Letztlich bestimmen Psychologie und Temperament der Übenden die Unterschiedlichkeit des Zen. In „Zen für einmal und für zweimal Geborene“ bezieht sich Conrad Hyers auf den berühmten Psychologen William James, der zwischen „einmal Geborenen“ und „zweimal Geborenen“ unterscheidet, um verschiedene Geisteshaltungen der Menschen zu erklären. Einmal Geborene wachsen in heiterer Grundstimmung auf, sie sind von Natur aus gutmütig, optimistisch und voller Weltakzeptanz. Die Persönlichkeit der zweimal Geborenen (wiedergeboren aus dem Geist) ist dagegen geprägt von Schuld, Angst, Schrecken, Verzweiflung und Melancholie. Sie sind rastlose Sucher, daher sind für sie Konversionen und Durchbrüche, also „zweimal geboren werden“, charakteristische Formen der Befreiung. Hyers glaubt, dass erstere zum Soto-Zen tendieren, letztere dagegen eher zum Rinzai-Zen. Er hält den sanften Weg des Soto-Shikantaza für ebenso wichtig wie die Rinzai-Methode mit Koan und Kensho und tendiert sogar dazu, den Soto-Weg für überlegen zu halten. In seinem Buch stellt er das Beispiel eines Menschen vor, der Bücher über Rinzai-Zen liest, zum Zen kommt und geradezu süchtig wird nach manisch-depressiven Stimmungswechseln, Traumata und apokalyptischen Erfahrungen. Schließlich gelangt er zum Soto-Zen und erkennt die Nutzlosigkeit aller Dramatik. Er lässt sich nun in Frieden nieder und nimmt sich selbst an: „Der Lotus erhebt sich aus der Tiefe des Teichs, die Blüte entfaltet sich ins Licht.“

Dramatische Spiele und ‚kranke Seele‘

Ich stimme mit Hyers Kritik in vielem überein. Es ist richtig, dass der moderne Rinzai-Ansatz das Koan-Training zum ideologischen Werkzeug einer feudalen, patriarchalen Zen-Gesellschaft gemacht hat, und das Gerede über den Großen Zweifel, den Großen Tod, den Großen Durchbruch, all die Dramatik und die Geschichten über besondere Erfahrungen usw. nähren eher die Egotrips der Schüler/-innen. Das kann zu Aufstiegsphantasien, Erfolgszwang, Illusionen und manisch-depressiven Zyklen führen. Hakuin hat dafür in gewisser Weise die Bühne bereitet, als er sagte: „Ich habe 18 große Erleuchtungen gehabt, und meine kleinen Erleuchtungen sind zahllos.“ Iida Toin Roshi kommentiert ironisch, die ersten 17 Erleuchtungen Hakuins seien dann wohl Fälschungen gewesen...

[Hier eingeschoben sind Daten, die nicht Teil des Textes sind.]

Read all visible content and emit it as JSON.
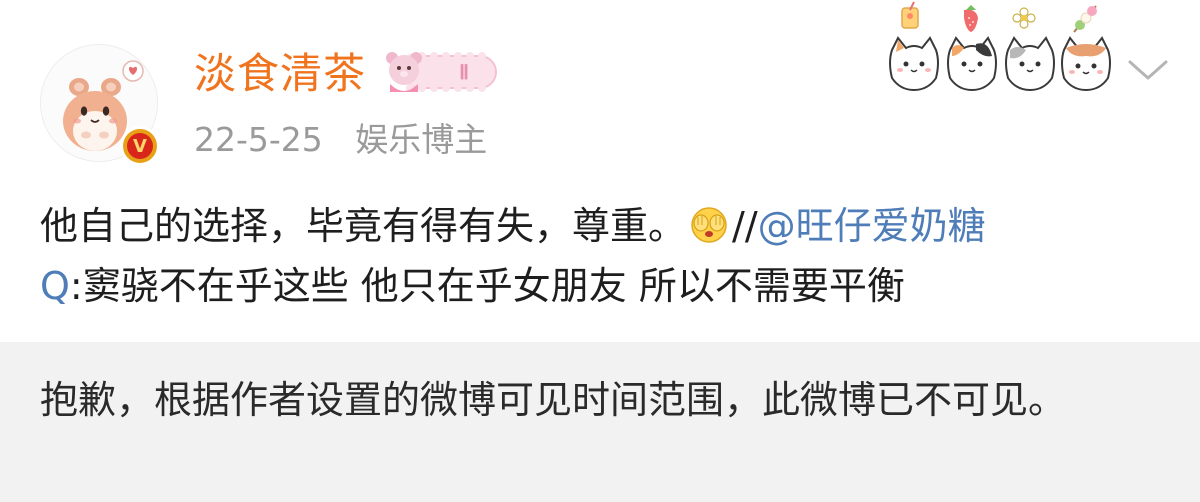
{
  "post": {
    "author": {
      "name": "淡食清茶",
      "avatar_icon": "hamster-avatar-icon",
      "verified_badge_icon": "verified-v-badge-icon",
      "member_badge_icon": "member-level-badge-icon",
      "member_level": "Ⅱ"
    },
    "meta": {
      "time": "22-5-25",
      "tag": "娱乐博主"
    },
    "more_icon": "chevron-down-icon",
    "decor_icon": "cat-stickers-decoration",
    "content": {
      "line1_text": "他自己的选择，毕竟有得有失，尊重。",
      "emoji": "facepalm-emoji",
      "separator": "//",
      "mention": "@旺仔爱奶糖",
      "line2_prefix": "Q",
      "line2_text": ":窦骁不在乎这些 他只在乎女朋友 所以不需要平衡"
    },
    "notice": {
      "text": "抱歉，根据作者设置的微博可见时间范围，此微博已不可见。"
    },
    "colors": {
      "username": "#f0731e",
      "mention": "#4f7db8",
      "meta": "#9a9a9a",
      "notice_bg": "#f2f2f2"
    }
  }
}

Doch die Absicht und der Impuls von Hakuins Koan-Zen sind durchaus solide und wesentlich für die menschliche Reise. Hyers übersieht, wie wichtig Fragen und Suchen sowie das Bedürfnis nach Verstehen und Realisierung im menschlichen Leben ist. Wer von uns ist nicht von den Fragen des Lebens ergriffen, vom Woher und Wohin, dem Geheimnis der Weltalls, Fragen nach dem Sinn von Leiden und Übel? Wir alle müssen den Koans des eigenen Lebens gegenübertreten und mit ihnen ringen, so wie Jakob, der die ganze Nacht hindurch mit seinem Engel gerungen hat. Das traditionelle Koan gibt einen Anhaltspunkt für die Suche und den Kampf. Natürlich variieren psychische Höhen und Tiefen von Person zu Person. Der Lehrer oder die Lehrerin sollten Zurückhaltung und Vorsicht üben gegenüber der Dramatik und den Geschichten von 'Durchbrüchen'. Das Ziel ist nicht eine bestimmte Erfahrung, eine esoterische Illumination, sondern eine authentische Realisierung, die zur Umwandlung des ganzen Lebens und Seins führt.

Der Weg der Koan-Praxis

„Was ist dein ursprüngliches Gesicht, bevor du geboren wurdest?“
Antwort: Schüler/in legt beide Hände auf die Brust und steht auf.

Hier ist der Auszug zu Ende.